There is just so much going on here.
Are we discussing a situation in which only the FDA is gone, or complete anarchy?
Do you believe that regulatory capture is bullshit?
People knowing about a prisoner's dilemma doesn't make it go away.
the premise was no government services paid for by taxes, and without taxes there are no government anything.
regulatory capture is commonly trodden out by people as an example of big government bad, when it doesn't happen as often as these people like to pretend it does (take, for example, your misconception that the FDA is the cause of high insulin prices), not the fact that it is just a failure to deal with corruption.
that's the fun part tho, both parties knowing about the prisoner's dilemma DOES make it go away, as the most successful models, over a longer set of games, tend to be Tit-for-Tat models
So then there's no patents either, right? Literally anyone can start manufacturing their own insulin or biosimilars.
There are already drug testing services for darknet markets. They don't know who sent you the drugs in the first place.
The tit for tat with forgiveness models you're thinking of are for two parties, not dozens or more.
tit-for-tat works in a larger setting as well, in fact it works better because you can ostracize and punish.
you know, like WHAT IS LITERALLY HAPPENING AS WE SPEAK!? do you think greed-flation just happened out of nowhere?
but no, like every libertarian, you propose the destruction of regulation because you promise yourself that somehow people will be better off if they need to waste their lives on crap. "you didn't put weeks of research into the three bio-med testing labs to ensure they wouldn't lie about the insulin, I guess you should die now, lol", and you know how I can tell you're an American?
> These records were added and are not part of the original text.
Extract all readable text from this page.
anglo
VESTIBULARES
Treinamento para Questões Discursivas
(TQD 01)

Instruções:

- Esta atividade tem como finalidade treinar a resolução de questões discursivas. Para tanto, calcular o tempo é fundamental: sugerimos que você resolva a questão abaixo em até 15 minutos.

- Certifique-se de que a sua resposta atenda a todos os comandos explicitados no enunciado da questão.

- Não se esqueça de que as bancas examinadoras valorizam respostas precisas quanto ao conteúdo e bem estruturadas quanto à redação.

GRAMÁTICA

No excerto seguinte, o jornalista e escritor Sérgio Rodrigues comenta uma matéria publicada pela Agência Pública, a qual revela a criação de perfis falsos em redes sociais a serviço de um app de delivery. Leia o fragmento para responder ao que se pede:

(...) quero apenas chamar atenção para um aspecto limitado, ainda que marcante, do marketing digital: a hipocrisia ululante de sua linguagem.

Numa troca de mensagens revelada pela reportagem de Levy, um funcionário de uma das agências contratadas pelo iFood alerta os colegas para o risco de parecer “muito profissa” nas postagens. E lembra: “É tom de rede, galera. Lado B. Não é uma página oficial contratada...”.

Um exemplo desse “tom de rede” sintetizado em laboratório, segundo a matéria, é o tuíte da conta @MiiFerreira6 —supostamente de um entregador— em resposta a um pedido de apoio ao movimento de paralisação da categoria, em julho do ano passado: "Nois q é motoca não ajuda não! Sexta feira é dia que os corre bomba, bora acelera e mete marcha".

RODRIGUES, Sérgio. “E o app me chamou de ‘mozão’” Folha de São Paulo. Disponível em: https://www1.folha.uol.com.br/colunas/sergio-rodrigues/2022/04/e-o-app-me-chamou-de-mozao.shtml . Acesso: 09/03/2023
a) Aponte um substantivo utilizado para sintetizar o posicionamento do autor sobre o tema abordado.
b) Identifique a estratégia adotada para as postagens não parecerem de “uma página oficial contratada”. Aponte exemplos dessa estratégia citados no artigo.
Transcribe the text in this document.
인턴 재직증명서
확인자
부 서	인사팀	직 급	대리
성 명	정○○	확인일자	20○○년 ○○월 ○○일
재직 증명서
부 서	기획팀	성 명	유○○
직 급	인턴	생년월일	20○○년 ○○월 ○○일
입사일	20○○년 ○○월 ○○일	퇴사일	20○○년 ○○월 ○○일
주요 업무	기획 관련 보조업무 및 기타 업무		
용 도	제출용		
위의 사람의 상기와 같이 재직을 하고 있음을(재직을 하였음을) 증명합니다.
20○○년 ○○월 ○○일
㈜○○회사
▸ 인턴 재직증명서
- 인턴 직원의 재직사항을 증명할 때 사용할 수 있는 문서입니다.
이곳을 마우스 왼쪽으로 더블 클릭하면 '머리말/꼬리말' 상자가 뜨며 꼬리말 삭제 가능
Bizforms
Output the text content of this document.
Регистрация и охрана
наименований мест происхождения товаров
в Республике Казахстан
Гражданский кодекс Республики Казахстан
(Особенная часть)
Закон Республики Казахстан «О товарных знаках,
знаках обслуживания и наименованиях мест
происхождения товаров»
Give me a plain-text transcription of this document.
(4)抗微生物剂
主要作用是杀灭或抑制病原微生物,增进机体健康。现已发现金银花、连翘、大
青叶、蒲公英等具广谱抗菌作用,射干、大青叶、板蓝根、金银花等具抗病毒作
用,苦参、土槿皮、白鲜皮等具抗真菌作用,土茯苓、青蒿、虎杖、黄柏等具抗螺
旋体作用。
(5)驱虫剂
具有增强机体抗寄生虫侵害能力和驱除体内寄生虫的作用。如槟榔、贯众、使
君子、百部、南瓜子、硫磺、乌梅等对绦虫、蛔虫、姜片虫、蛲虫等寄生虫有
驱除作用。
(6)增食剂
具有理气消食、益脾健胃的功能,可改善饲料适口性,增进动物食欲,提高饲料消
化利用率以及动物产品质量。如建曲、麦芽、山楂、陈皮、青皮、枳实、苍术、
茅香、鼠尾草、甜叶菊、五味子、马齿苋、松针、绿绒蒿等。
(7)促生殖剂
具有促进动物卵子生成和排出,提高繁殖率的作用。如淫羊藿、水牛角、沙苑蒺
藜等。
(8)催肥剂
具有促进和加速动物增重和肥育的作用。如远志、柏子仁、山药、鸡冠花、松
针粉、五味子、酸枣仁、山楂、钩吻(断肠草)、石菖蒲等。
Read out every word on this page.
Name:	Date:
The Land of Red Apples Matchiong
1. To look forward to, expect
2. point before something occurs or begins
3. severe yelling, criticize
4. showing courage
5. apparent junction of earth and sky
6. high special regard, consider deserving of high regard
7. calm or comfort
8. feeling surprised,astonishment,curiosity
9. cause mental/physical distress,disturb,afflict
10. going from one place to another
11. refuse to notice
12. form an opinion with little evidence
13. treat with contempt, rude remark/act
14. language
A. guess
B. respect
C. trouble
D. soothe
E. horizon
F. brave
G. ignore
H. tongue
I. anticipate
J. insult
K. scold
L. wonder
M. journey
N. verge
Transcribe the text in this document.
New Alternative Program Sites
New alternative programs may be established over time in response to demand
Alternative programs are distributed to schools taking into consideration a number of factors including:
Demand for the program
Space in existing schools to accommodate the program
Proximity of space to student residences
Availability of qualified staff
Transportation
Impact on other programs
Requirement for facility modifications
BECAUSE LITERALLY NO NE ELSE HAS THIS ISSUE. yes, this issue is entirely an American thing because you're the main drivers of the deregulation and reactionary enforcement that has lead to insulin costing you $500 for a 2-week supply, and your reaction is to make the US into more of a banana republic by destroying the goverment even more.
I didn't know that! Do you have a source?
PT has a number of good articles but this one seems to convey it rather well
Cornell even has a description of it having naturally evolved as the preferable strategy in their description
These appear to be regarding typical 2 player prisoner's dilemmas. What I'm curious about is if there's an academic literature about this for larger groups, where they ostracize and punish.
Because if it works for them, then it can work for us... We could build unions where we signal to each other the same way, without need for central leadership.
Hey sorry to keep bugging you but where did you first hear the "greedflation" concept? If you've got a source for either (since it's pretty much the same thing) I am legit interested.